Please note that some of the script examples (e.g., pretrain_*.sh directly under Megatron-DeepSpeed/examples/
folder) are from the original NVIDIA's Megatron-LM and does not have DeepSpeed integration (scripts with DeepSpeed integration should include the deepspeed
keyword). Below we list various examples that do have DeepSpeed integration.
We strongly recommend to start with AzureML recipe in the azureml
folder.
If you have a custom infrastructure (e.g. HPC clusters) or Azure VM and VMSS based environments, please refer to the bash scripts in the azure
folder.
Please see the MoE
folder for different training recipes and scripts for Mixture-of-expert based models and dense models. These recipes are for GPT-style NLG models.
The data_efficiency
folder includes GPT-3 and BERT pretraining examples for DeepSpeed Data Efficiency Library. Please refer to the detailed tutorials in data_efficiency/README.MD.
Curriculum learning recipes are in the curriculum_learning
folder. Please refer to the detailed tutorials linked inside. These recipes are for GPT-style NLG models.
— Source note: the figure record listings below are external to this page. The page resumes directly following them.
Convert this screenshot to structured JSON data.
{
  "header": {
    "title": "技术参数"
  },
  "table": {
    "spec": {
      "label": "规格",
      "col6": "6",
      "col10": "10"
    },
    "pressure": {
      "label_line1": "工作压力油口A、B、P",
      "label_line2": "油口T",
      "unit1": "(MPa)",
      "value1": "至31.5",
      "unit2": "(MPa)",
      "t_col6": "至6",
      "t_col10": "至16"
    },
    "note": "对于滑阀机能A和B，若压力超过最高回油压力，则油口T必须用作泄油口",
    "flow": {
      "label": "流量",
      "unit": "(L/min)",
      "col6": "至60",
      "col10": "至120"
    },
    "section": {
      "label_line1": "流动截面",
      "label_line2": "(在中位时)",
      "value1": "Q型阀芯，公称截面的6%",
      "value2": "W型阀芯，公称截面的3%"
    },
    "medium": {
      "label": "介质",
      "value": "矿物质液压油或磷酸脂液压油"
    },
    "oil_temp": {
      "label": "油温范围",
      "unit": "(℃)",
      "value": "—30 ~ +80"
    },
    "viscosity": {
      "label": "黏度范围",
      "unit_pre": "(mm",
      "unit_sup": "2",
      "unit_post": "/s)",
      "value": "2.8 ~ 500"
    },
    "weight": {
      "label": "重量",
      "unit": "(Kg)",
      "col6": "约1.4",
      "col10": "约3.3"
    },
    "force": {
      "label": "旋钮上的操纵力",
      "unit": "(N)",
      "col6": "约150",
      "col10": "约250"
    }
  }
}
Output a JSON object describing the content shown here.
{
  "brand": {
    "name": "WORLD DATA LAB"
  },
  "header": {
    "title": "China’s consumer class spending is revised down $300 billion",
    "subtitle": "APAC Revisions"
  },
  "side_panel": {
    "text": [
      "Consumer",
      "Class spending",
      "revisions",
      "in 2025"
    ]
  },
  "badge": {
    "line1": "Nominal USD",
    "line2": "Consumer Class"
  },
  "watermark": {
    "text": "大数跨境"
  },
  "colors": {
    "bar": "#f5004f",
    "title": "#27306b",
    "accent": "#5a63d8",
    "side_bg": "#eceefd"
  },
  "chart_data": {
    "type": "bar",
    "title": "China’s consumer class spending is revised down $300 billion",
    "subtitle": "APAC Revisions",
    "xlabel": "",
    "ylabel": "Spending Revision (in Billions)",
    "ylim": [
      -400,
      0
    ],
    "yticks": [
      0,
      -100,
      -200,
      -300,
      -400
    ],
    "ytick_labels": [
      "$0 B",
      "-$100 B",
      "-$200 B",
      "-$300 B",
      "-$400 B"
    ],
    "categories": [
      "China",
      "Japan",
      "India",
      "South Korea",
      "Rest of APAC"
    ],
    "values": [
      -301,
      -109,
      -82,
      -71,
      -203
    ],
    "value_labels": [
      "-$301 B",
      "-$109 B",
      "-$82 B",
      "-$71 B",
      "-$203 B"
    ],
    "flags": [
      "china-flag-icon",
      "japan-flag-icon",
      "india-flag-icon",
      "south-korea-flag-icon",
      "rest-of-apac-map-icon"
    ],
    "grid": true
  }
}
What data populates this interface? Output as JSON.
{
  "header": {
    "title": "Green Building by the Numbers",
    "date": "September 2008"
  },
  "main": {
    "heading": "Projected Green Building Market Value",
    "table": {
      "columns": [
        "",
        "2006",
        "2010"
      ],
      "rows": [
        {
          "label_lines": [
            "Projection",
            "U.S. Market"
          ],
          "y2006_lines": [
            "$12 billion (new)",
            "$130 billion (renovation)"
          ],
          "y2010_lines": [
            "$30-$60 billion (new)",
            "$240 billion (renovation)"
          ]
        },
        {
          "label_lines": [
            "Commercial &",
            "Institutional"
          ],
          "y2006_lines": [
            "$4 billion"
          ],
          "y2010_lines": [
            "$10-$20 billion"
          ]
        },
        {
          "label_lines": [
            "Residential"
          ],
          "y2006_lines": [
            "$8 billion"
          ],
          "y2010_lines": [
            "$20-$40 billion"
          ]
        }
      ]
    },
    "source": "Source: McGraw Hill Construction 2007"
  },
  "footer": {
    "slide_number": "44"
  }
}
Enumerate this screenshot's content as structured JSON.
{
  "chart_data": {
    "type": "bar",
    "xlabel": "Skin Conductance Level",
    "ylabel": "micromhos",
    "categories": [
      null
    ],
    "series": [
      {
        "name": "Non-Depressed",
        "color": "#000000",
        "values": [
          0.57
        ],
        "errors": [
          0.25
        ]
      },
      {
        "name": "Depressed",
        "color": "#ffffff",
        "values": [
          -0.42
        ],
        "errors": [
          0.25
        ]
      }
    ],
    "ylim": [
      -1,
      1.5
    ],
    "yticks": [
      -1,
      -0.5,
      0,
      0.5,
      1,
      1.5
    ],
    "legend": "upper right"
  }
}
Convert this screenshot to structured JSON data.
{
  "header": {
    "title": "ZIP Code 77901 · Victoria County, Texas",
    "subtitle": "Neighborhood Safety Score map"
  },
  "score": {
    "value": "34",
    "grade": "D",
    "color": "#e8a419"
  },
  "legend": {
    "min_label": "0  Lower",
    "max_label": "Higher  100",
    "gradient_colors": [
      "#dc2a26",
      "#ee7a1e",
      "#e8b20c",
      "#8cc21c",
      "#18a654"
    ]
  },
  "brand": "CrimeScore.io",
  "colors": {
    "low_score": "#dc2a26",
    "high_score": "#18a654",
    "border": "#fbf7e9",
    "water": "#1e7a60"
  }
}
Note that the DeepSpeed Data Efficiency Library above includes a more general curriculum learning support. This legacy curriculum learning feature is still compatible, but we recommend using the DeepSpeed Data Efficiency Library above.
The compression
folder includes examples about layer reduction for task-agnostic compression. Please refer to this tutorial about the DeepSpeed Model Compression Library. These recipes are for GPT-style NLG models.
The bert_with_pile
folder includes examples about BERT-style model pre-training (using the public Pile data or user's own data) with DeepSpeed integration. Please refer to the readme in the folder for tutorial.